Nevertheless, Norma continued taping her life story, talking into the recorder as she sat on the contour sofa in her living room in Poplarville; Bolton, in his French Quarter apartment, listened to the tapes and started writing the book. Tantalizing references to Norma’s autobiography appeared in the newspapers’ gossip and society columns. But only three chapters into the book, Bolton had a serious heart attack. He returned Norma’s papers to her in Poplarville.

Norma stopped taping for a while and searched for a new writer. After interviewing two from New York, she decided she wanted a New Orleanian to write her story and chose a young woman who wrote for
The Times-Picayune,
Patsy Sims. She gave Patsy a copy of the New York madam Polly Adler’s best-seller,
A House Is Not a Home,
and told her that was the kind of book she wanted Patsy to help her write.

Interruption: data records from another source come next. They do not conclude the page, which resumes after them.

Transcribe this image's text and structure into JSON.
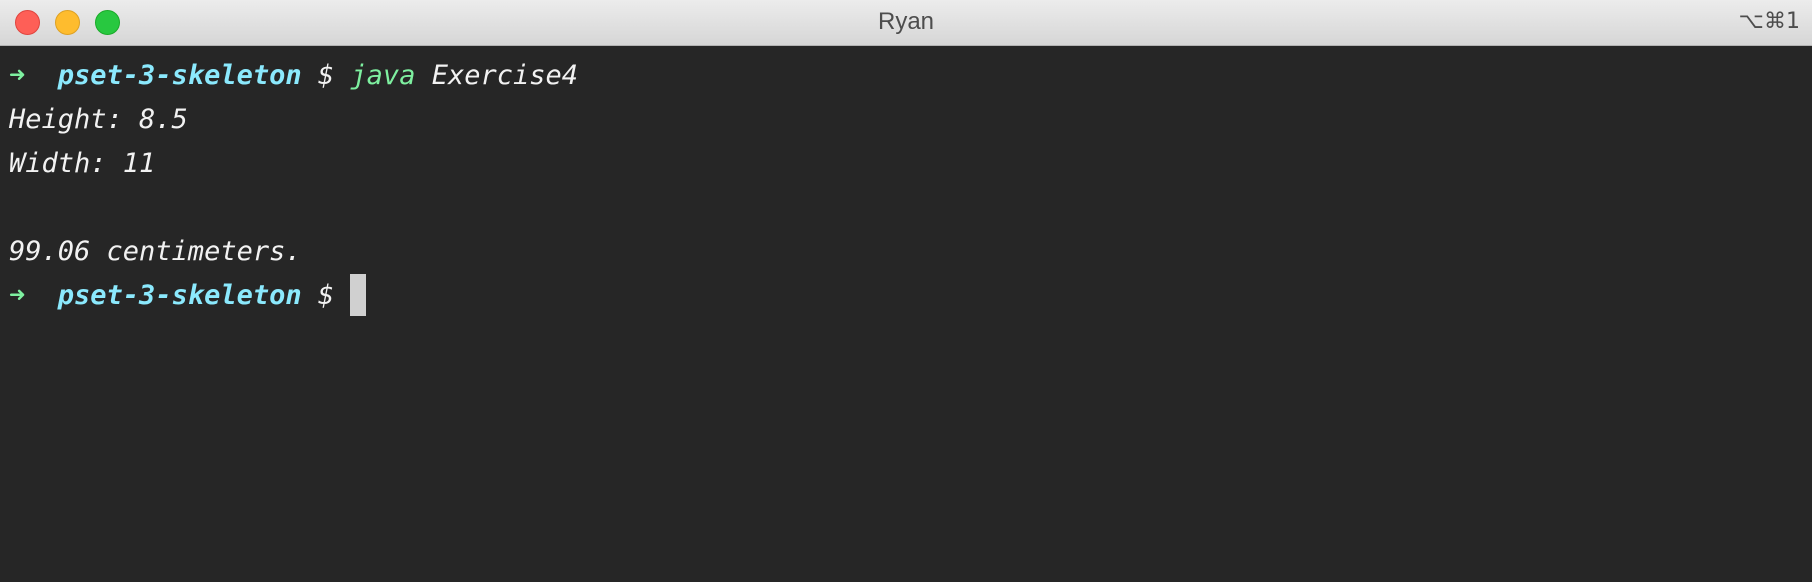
{
  "window": {
    "title": "Ryan",
    "shortcut": "⌥⌘1"
  },
  "terminal": {
    "prompt_arrow": "➜",
    "prompt_dir": "pset-3-skeleton",
    "prompt_symbol": "$",
    "command_program": "java",
    "command_arg": "Exercise4",
    "output_height": "Height: 8.5",
    "output_width": "Width: 11",
    "output_result": "99.06 centimeters."
  }
}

But Patsy was offered a job in Pennsylvania and decided to take it. Norma began to be frustrated.

Wayne had watched Norma put her lipstick on hundreds of times. She carefully applied it outside her lip line to make her lips appear
fuller. Teasing her one night as they prepared to go out, Wayne said, “You missed your lips.” Norma lit into him with the ferocity of a trapped viper. The making-up part, which she had always said made the fight worth it, often got eliminated these days: Their sex life, after ten years, had slowed markedly.

Yet Norma’s jealousy remained unabated. Her sister-in-law, Sarah Huff, who had remarried after Elmo’s death, visited Poplarville one weekend with her pretty young niece, Linda. Wayne and Linda made eye contact once too often, and Norma berated Sarah for having the nerve to bring Linda with her, not caring that Wayne and Linda could both hear her.

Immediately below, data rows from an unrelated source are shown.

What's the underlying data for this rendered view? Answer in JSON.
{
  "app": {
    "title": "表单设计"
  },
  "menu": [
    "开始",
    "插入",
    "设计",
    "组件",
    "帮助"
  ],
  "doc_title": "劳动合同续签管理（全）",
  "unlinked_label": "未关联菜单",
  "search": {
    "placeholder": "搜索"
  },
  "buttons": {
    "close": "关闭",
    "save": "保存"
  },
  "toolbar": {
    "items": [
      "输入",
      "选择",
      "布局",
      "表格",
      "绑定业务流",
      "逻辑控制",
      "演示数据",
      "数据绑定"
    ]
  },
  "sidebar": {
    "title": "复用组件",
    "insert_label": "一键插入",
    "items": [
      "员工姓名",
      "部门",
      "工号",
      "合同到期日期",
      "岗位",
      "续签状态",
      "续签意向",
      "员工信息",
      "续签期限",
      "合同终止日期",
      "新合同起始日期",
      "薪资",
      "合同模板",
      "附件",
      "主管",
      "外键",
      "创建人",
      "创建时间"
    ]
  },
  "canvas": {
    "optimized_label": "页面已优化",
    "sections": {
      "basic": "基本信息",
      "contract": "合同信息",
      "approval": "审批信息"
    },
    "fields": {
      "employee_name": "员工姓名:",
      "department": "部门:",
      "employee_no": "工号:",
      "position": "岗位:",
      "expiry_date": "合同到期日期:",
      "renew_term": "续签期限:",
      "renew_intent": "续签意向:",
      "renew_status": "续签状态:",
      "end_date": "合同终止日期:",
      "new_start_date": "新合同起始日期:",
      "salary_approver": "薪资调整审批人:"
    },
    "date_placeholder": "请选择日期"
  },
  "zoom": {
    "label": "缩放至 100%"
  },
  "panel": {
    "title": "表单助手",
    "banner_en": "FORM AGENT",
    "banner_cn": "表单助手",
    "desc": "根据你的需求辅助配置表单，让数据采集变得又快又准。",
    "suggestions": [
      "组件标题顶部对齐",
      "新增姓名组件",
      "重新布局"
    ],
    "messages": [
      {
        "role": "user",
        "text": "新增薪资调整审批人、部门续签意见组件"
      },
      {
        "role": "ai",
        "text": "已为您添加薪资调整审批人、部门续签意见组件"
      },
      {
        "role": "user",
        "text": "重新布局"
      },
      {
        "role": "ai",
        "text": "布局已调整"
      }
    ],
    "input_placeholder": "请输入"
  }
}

Wayne let it all slide off him, as was his habit, but he wasn’t quite as imperturbable as he’d once been. He too was without work, having finished the fence and the barns. He would be out in the pasture or tending to the animals, all this beautiful country around him, the rolling hills and far-reaching vistas, a place he loved, yet in all this open air he felt as if he was suffocating.

Wayne decided to take a job. Eddie, a contractor friend of his, needed help with some construction on the Gulf Coast. The site was close enough that Wayne could drive from Poplarville and be home at a reasonable hour. Norma didn’t want him to take the job, but Wayne overrode her, for the first time. “I need something, Norma,” he told her. “I need something to do.”

At first Wayne came home, extremely tired, watched a little TV, and went to bed. Then one night Eddie suggested that they stop for a drink on the way home. Eddie was about Wayne’s age. They sat at a bar and talked. It was the first time Wayne had talked about football in he didn’t know how long; Norma had no idea what a football game was. Another night they went to a juke joint, and Wayne realized he’d never heard some of the great music from the sixties and seventies. Eddie couldn’t believe it; he had to tell Wayne about the Beatles and the Rolling Stones.

Wayne began to get the feeling that his life was passing him by. All he was doing was reliving Norma’s life with her. He kept going to the
bars and juke joints with Eddie. He started noticing the younger girls. He looked around and saw what other young people were doing, going to the races, dances, football games—the things young people do. All he did when he got home was watch TV and go to bed. Norma was there, but he’d already started asking himself where that was going to get him. He was tired of sitting with his back to the restaurant. He was tired of Norma’s anger if he wanted to go out alone or if he as much as looked at someone female. He was tired of being left out of the big decisions. Norma hadn’t bothered to ask him if he wanted to give up the restaurant. Or if he wanted his paychecks, five hundred and sixty dollars a week, which he’d turned right back over to her. But he had his own money now, and there was nothing Norma could do about it. He knew he was making her very unhappy, but there was nothing
he
could do about
that.
He needed something, all right; he needed something besides Norma.